/FastMOT

High-performance multiple object tracking based on YOLO, Deep SORT, and optical flow

Primary LanguagePythonMIT LicenseMIT

FastMOT

Hits License: MIT DOI

News

  • (2021.2.13) Support Scaled-YOLOv4 models
  • (2021.1.3) Add DIoU-NMS for YOLO (+1% MOTA)
  • (2020.11.28) Docker container provided on Ubuntu 18.04

Description

FastMOT is a custom multiple object tracker that implements:

  • YOLO detector
  • SSD detector
  • Deep SORT + OSNet ReID
  • KLT optical flow tracking
  • Camera motion compensation

Deep learning models are usually the bottleneck in Deep SORT, making Deep SORT unusable for real-time applications. FastMOT significantly speeds up the entire system to run in real-time even on Jetson. It also provides enough flexibility to tune the speed-accuracy tradeoff without a lightweight model.

To achieve faster processing, FastMOT only runs the detector and feature extractor every N frames. Optical flow is used to fill in the gaps. YOLOv4 was trained on CrowdHuman (82% mAP@0.5) while SSD's are pretrained COCO models from TensorFlow. OSNet outperforms the original feature extractor in Deep SORT. FastMOT also re-identifies targets that moved out of frame and will keep the same IDs.

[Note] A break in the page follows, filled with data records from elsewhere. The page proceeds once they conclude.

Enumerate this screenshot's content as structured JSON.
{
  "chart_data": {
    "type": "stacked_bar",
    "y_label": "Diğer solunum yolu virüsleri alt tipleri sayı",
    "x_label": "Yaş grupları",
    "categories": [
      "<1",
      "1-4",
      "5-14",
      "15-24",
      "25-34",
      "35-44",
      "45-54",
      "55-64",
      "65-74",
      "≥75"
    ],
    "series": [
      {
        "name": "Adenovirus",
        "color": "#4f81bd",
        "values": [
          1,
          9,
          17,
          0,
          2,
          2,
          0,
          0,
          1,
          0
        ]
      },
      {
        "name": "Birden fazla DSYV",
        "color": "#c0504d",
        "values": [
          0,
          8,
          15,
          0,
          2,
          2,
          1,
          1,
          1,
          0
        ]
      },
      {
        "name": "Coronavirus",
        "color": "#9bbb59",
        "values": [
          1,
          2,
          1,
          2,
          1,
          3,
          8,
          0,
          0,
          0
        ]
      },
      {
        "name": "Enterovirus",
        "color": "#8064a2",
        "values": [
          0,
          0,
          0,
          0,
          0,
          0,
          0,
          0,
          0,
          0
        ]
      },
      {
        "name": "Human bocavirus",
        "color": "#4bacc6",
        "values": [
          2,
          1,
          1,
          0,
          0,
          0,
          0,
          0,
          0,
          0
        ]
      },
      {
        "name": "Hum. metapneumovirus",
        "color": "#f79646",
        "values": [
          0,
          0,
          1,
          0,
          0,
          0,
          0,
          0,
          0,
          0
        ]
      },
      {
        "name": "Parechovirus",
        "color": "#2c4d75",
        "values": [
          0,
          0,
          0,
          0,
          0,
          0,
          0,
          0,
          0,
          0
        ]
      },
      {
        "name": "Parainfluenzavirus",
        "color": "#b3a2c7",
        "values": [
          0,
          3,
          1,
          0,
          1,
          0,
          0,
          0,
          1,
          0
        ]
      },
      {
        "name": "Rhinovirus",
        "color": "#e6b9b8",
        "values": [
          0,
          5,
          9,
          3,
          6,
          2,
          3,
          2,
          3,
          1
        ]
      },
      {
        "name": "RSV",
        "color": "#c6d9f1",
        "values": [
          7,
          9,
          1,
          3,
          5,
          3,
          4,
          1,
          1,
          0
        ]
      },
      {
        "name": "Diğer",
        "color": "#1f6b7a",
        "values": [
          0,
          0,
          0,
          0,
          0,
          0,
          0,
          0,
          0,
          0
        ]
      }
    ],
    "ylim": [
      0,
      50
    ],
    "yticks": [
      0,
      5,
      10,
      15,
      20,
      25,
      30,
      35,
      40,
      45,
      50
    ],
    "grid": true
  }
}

Both detector and feature extractor use the TensorRT backend and perform asynchronous inference. In addition, most algorithms, including Kalman filter, optical flow, and data association, are optimized using Numba.

Performance

Results on MOT20 train set

Detector Skip MOTA MOTP IDF1 IDS MT ML
N = 1 63.3% 72.8% 54.2% 5821 867 261
N = 5 61.4% 72.2% 55.7% 4517 778 302

FPS on MOT17 sequences

Sequence Density FPS
MOT17-13 5 - 30 38
MOT17-04 30 - 50 22
MOT17-03 50 - 80 15

Performance is evaluated with YOLOv4 using py-motmetrics. Note that neither YOLOv4 nor OSNet was trained or finetuned on the MOT20 dataset, so train set results should generalize well. FPS results are obtained on Jetson Xavier NX.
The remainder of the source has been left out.